When she came to my vicinity, the chain had halted briefly, for some girls, ahead, had fallen, trying to ascend the steepness of the trail. It was not an easy climb. She whispered to me, plaintively. “Noble Master, where is Master Pertinax? Do you know him? Is he about? Tell him of me, please tell him of the slave, Saru!”
“Be silent,” I told the slave. Surely she knew she was not to speak in coffle. I was entitled to strike her, but I did not. Any free person is entitled to administer discipline to an errant slave. It is, so to speak, a favor to the master. To be sure, I had no idea where Pertinax might be, save that I supposed him with the tarn cavalry, wherever that might be. Might not the slave have supposed as much? But perhaps not. Slaves are commonly kept in much ignorance. Would you, for example, spend time imparting information to kaiila, tarsks, and such?
Too, what was her interest, that of a slave, in the whereabouts of a free man? What might Pertinax be to her or she to him?
A bit later I gathered that her indiscretion had caught up with her, for I heard her cry out, in misery, several yards ahead, almost at the end of the wharf, near the beginning of the trail. One of the Pani youth had come up behind her, probably unnoticed, caught her speaking, and struck her, several times, swiftly, about the left arm and neck.
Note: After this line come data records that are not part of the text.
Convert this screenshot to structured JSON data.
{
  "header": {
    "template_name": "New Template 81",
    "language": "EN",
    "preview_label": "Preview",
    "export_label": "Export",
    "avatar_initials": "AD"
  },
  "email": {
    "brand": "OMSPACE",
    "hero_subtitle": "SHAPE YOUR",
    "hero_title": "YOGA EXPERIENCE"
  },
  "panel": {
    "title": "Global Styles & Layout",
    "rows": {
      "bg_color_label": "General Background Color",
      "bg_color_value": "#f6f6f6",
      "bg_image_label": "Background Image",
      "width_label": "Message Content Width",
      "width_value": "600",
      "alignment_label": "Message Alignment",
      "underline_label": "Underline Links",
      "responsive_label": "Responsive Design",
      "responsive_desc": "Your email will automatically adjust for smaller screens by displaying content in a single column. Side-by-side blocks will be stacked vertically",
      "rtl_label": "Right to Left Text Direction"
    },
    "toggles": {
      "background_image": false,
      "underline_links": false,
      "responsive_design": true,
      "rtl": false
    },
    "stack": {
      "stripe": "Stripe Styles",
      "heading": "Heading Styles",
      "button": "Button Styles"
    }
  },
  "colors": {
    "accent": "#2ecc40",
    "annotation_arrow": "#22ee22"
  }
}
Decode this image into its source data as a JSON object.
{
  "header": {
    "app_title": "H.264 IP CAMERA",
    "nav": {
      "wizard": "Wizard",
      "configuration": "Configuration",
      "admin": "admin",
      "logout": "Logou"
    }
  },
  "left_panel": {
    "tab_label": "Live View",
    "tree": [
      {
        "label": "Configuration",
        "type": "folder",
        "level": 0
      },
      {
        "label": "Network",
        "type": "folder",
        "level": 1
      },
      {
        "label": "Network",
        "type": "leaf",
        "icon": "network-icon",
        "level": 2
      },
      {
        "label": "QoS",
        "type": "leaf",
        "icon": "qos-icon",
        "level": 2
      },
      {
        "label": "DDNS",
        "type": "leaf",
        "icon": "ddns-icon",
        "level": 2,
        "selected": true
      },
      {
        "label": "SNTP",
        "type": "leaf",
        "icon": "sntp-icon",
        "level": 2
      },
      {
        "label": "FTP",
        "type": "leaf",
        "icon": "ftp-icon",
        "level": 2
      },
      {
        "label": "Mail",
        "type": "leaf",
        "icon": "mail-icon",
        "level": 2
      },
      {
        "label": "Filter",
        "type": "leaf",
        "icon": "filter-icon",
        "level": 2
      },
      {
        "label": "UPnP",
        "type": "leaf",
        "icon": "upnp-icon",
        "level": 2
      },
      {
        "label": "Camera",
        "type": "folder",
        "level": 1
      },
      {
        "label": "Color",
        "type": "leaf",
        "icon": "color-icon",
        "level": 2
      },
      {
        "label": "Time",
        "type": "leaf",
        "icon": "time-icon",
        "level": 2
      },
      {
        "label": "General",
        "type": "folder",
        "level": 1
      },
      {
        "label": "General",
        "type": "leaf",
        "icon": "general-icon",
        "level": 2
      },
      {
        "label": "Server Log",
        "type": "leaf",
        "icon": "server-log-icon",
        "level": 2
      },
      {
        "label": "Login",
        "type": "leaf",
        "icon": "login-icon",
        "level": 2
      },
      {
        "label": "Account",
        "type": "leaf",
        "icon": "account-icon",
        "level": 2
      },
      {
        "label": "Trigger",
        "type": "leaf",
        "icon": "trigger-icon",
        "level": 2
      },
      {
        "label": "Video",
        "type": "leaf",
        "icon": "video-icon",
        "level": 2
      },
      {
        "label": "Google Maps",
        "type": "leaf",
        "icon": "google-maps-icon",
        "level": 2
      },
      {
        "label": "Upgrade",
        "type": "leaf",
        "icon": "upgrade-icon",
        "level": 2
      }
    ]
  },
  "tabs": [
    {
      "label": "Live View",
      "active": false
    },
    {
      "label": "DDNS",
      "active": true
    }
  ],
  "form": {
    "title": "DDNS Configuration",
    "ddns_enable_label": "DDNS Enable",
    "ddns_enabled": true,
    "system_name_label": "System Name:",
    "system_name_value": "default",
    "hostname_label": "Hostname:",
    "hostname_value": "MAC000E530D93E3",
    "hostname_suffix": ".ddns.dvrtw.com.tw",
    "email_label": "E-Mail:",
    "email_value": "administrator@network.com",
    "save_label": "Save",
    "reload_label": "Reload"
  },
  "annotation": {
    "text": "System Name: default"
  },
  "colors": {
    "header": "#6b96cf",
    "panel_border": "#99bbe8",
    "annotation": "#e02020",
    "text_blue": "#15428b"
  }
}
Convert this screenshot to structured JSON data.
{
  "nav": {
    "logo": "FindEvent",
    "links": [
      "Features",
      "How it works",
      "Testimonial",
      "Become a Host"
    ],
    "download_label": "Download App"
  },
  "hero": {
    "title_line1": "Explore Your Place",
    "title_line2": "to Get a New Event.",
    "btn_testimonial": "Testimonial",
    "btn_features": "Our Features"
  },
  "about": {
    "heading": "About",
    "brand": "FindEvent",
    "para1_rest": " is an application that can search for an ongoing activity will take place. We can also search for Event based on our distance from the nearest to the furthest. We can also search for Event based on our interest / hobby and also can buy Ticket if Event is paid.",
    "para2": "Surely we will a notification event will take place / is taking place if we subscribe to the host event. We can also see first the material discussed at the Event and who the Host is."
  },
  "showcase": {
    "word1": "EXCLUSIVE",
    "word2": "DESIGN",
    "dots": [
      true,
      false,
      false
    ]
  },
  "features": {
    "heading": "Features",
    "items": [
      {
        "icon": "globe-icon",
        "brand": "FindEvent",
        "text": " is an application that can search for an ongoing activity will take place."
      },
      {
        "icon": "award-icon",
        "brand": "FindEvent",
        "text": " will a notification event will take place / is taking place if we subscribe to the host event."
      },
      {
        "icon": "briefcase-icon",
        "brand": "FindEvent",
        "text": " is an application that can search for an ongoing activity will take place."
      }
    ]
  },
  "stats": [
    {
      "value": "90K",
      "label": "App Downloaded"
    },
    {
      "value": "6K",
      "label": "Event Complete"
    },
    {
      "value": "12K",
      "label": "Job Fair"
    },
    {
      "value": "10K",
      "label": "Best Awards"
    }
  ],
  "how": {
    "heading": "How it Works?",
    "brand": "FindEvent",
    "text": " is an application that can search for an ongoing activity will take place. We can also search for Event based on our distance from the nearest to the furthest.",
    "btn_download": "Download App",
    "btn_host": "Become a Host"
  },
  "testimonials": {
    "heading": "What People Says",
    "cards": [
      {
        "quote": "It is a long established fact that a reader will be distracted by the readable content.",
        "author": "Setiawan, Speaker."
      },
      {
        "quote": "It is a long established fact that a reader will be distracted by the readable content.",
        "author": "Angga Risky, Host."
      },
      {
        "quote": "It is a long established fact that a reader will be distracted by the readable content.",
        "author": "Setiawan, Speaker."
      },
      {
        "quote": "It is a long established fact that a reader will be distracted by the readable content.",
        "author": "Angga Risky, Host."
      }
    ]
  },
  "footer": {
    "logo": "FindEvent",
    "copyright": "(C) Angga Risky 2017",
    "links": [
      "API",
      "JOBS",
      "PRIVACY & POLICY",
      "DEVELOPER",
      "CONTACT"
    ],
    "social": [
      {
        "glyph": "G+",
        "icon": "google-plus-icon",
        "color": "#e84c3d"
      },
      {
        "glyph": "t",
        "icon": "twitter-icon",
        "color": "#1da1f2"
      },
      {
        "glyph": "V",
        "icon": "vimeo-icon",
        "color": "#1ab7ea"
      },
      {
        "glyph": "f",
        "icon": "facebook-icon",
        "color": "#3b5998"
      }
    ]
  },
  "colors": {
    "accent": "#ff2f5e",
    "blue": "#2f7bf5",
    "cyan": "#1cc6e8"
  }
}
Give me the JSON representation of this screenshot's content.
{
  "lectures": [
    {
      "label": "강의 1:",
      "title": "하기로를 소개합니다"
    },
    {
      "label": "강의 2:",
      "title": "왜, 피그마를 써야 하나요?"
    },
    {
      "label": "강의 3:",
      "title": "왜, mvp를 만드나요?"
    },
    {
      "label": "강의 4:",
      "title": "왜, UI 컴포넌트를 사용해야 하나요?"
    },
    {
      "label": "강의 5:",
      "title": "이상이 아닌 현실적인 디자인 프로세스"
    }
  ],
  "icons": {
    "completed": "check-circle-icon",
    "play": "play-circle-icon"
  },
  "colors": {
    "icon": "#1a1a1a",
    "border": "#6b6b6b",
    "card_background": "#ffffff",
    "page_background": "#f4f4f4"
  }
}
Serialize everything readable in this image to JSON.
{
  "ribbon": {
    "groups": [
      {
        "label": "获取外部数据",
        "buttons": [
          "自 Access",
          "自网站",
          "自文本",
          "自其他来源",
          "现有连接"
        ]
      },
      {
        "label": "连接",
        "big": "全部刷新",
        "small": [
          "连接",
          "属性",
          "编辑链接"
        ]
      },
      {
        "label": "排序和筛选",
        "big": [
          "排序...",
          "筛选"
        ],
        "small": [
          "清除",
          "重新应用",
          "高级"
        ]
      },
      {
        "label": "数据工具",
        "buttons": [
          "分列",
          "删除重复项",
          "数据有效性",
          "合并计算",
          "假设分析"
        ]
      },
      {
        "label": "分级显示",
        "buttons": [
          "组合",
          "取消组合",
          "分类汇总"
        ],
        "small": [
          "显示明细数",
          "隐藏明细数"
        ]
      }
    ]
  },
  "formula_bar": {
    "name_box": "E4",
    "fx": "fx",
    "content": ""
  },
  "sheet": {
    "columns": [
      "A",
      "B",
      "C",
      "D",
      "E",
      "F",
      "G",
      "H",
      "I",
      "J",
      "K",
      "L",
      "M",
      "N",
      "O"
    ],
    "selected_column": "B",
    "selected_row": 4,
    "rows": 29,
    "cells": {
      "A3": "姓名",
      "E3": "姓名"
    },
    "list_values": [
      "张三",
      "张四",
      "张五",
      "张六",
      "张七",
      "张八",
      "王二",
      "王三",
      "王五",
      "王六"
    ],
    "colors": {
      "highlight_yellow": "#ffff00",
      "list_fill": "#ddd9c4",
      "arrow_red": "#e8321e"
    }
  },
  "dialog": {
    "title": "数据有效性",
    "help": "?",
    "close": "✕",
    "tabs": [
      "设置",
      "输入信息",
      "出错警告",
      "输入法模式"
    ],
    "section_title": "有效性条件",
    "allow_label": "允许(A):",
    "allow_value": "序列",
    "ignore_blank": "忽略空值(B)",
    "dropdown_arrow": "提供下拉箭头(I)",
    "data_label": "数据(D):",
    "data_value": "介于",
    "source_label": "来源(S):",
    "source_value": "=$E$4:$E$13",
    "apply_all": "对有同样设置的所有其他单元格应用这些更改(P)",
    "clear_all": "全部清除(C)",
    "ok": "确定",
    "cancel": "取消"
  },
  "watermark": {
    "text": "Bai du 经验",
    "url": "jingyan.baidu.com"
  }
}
She had her head down then. She looked neither to the right nor left. And I supposed she would now be silent, appropriately so, perfectly so, forbidden speech. And she might hope that she had not been noted in such a way that she might be whipped at the journey’s end.
What might Pertinax be to her, or she to him?
I should mention one thing which I found of great interest, in the matter of the coffle. It may be recalled that amongst the slaves of the Venna keeping area, supposedly the area of higher slaves, there had been a certain number of slaves which, when brought to the open deck, had been invariably hooded. I had supposed, originally, as I saw no hooded slaves disembarked from the ship that those slaves were retained on board. On the other hand, I had heard a fellow remark, as one of the large cargo nets swung out from the rail again and once more began its descent to the wharf, “That is the last ten, the last of the slaves.” “Surely not,” I said. “How many are there?” he asked. “Two hundred, some two hundred,” I said. “Well,” said he, “when that ten is added, there will be twenty tens.” “It cannot be all,” I said. “There were hooded slaves.” “I know fellows in the kitchen,” he said. “They tell me two hundred, give or take two or three.” “Where are the hooded slaves?” I asked. “Perhaps they have been cast overboard,” said a fellow. There was laughter at this, so merry a jest, a form of humor likely to be less amusing to slaves than others. To be sure, who would jettison such lovely cargo, goods so pleasant to behold, and hold? “Mixed in,” said another. “Yes,” I said. “Mixed in!” “I do not see any who seem all that different from others,” said a fellow. “No,” said another. “Why were they hooded, anyway?” asked another fellow, scrutinizing the passing coffle. “Pani are strange,” said a man. “It was a Pani madness.”